As we know that the number of ways for the arrangement of $m{\text{ and }}n$ things simultaneously can be given by the product $\left( {m \times n} \right)$
$\Rightarrow {\text{Total number of outcomes }} = 2 \times 5 \times 5 \times 5 = 250$
For the number of favourable outcomes, we need to fix $5{\text{ and 7}}$ at thousands place and also $0{\text{ or 5}}$ at the ones place since the multiples of five always have either five or zero at units place.
So, here we have $2$ choices for thousands place, $5$ choices for hundreds place, $5$ choices for tens place and $2$ choices for units place.
$\Rightarrow$ Number of favourable outcomes $= 2 \times 5 \times 5 \times 2 = 100$
Now for finding the required probability we can use the formula for probability and substitute these values in it.
Therefore, the required probability$= \dfrac{{100}}{{250}} = \dfrac{2}{5} = 0.4$
Considering case (ii)
Here, we need to figure out the probability of a number being divisible by five, selected from a group of a four-digit number greater than $5000$ formed using the digits $0,1,3,5{\text{ and 7}}$ with no repetition allowed in the digits.
So, the total number of possible outcomes can be calculated by fixing $5{\text{ or 7}}$ at the thousands place and then we have four remaining choices for the hundreds place, then three choices for tens place and two for units place.
$\Rightarrow {\text{Total number of outcomes = 2}} \times 4 \times 3 \times 2 = 48$
Now for the favourable outcome, we need to find the number of four-digit numbers greater than $5000$ that can be formed using the digits $0,1,3,5{\text{ and 7}}$with no repetition and are exactly divisible by five.
As we know that for a number to be divisible by five, it should have either $0{\text{ or 5}}$ as its units digit. Therefore when we fix ${\text{7}}$ at the thousands place then we have $0{\text{ or 5}}$ as the choices for ones place. But when we fix $5$ at the thousands place then there is only one choice for ones place, i.e. the digit $0$ .
$\Rightarrow$ Number of ways of the arrangement when $5$ is fixed at thousands place and $0$ at ones place (remaining three choices for hundreds place and two for tens place)$= 3 \times 2 = 6$
$\Rightarrow$ Number of ways of the arrangement when $7$ is fixed at thousands place and $0$ at ones place (remaining three choices for hundreds place and two for tens place)$= 3 \times 2 = 6$
$\Rightarrow$Number of ways of the arrangement when $7$ is fixed at thousands place and $5$ at ones place (remaining three choices for hundreds place and two for tens place)$= 3 \times 2 = 6$
Since these arrangements are carried out separately and do not depend on others, we will add these three to get the total number of favourable outcomes.
Therefore, total favourable outcomes $= 6 + 6 + 6 = 18$
Now for finding the required probability we can use the formula for probability and substitute these values in it.
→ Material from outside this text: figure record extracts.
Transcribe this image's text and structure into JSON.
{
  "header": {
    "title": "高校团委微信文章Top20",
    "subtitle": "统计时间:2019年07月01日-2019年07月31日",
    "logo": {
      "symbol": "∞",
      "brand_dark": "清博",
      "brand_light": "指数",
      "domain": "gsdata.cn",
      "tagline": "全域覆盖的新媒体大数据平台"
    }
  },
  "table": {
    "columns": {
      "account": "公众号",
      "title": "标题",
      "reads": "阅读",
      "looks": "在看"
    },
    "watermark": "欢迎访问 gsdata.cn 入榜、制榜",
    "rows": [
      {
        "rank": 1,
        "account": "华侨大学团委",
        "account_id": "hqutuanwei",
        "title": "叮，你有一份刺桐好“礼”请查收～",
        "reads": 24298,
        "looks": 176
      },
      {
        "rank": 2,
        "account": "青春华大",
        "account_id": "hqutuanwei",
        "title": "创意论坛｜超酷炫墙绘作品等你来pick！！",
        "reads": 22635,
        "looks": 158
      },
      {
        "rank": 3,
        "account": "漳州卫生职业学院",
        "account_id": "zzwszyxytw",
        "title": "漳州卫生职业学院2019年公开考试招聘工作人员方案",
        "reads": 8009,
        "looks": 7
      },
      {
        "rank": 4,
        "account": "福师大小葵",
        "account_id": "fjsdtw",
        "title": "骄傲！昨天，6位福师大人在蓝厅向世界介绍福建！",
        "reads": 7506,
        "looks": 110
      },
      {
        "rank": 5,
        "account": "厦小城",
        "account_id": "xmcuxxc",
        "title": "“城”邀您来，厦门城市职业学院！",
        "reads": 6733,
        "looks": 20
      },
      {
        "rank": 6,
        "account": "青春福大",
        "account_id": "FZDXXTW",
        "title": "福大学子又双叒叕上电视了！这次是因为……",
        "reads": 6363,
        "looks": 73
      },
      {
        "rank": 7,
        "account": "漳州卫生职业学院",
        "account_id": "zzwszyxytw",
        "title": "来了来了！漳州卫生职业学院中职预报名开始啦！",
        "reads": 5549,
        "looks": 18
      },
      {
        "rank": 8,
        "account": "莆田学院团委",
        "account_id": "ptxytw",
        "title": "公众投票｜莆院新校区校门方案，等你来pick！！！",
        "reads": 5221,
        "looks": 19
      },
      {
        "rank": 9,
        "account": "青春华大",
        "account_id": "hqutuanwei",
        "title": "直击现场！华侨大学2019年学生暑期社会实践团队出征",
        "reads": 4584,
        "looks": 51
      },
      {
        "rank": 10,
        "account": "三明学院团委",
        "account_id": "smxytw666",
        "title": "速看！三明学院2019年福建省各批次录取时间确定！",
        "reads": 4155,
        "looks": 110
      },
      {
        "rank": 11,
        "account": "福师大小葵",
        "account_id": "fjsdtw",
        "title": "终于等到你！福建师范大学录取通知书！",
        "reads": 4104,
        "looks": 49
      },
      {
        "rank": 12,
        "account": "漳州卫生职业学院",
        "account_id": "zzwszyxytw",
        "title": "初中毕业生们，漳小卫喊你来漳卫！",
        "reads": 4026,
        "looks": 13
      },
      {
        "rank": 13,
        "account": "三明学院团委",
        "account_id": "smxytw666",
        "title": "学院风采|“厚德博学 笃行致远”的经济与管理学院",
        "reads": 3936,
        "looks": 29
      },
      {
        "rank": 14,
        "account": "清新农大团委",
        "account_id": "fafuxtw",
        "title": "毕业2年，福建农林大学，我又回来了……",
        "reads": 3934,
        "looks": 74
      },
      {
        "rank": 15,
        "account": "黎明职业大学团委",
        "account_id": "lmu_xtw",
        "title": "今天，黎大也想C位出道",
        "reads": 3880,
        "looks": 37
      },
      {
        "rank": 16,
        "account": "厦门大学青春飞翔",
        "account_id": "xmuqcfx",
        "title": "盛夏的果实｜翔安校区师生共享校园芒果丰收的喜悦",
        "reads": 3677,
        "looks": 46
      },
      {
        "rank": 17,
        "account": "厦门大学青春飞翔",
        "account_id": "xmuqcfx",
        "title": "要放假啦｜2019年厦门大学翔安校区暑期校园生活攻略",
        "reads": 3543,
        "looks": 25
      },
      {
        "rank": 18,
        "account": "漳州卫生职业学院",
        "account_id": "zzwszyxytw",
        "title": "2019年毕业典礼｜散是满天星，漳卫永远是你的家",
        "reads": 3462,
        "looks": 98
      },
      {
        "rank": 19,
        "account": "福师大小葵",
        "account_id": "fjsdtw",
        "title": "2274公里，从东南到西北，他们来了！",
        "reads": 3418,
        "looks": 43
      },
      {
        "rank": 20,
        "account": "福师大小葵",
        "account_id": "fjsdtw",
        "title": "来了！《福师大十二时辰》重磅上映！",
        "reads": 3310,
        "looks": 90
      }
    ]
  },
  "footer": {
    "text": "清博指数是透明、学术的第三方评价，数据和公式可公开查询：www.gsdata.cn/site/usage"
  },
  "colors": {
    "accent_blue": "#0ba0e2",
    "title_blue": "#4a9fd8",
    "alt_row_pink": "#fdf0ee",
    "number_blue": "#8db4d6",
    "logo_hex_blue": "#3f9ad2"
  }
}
Therefore, the required probability$= \dfrac{{18}}{{48}} = \dfrac{3}{8} = 0.375$

Note: In a question like this, always try to go step by step because it helps in avoiding skipping arrangements. We used the techniques of fixing a few digits at specific places in a four-digit number. When a digit is fixed at a position and repetition is not allowed, then our number of choices gets reduced by one. This helps in satisfying the condition given in the question and makes arrangement easier.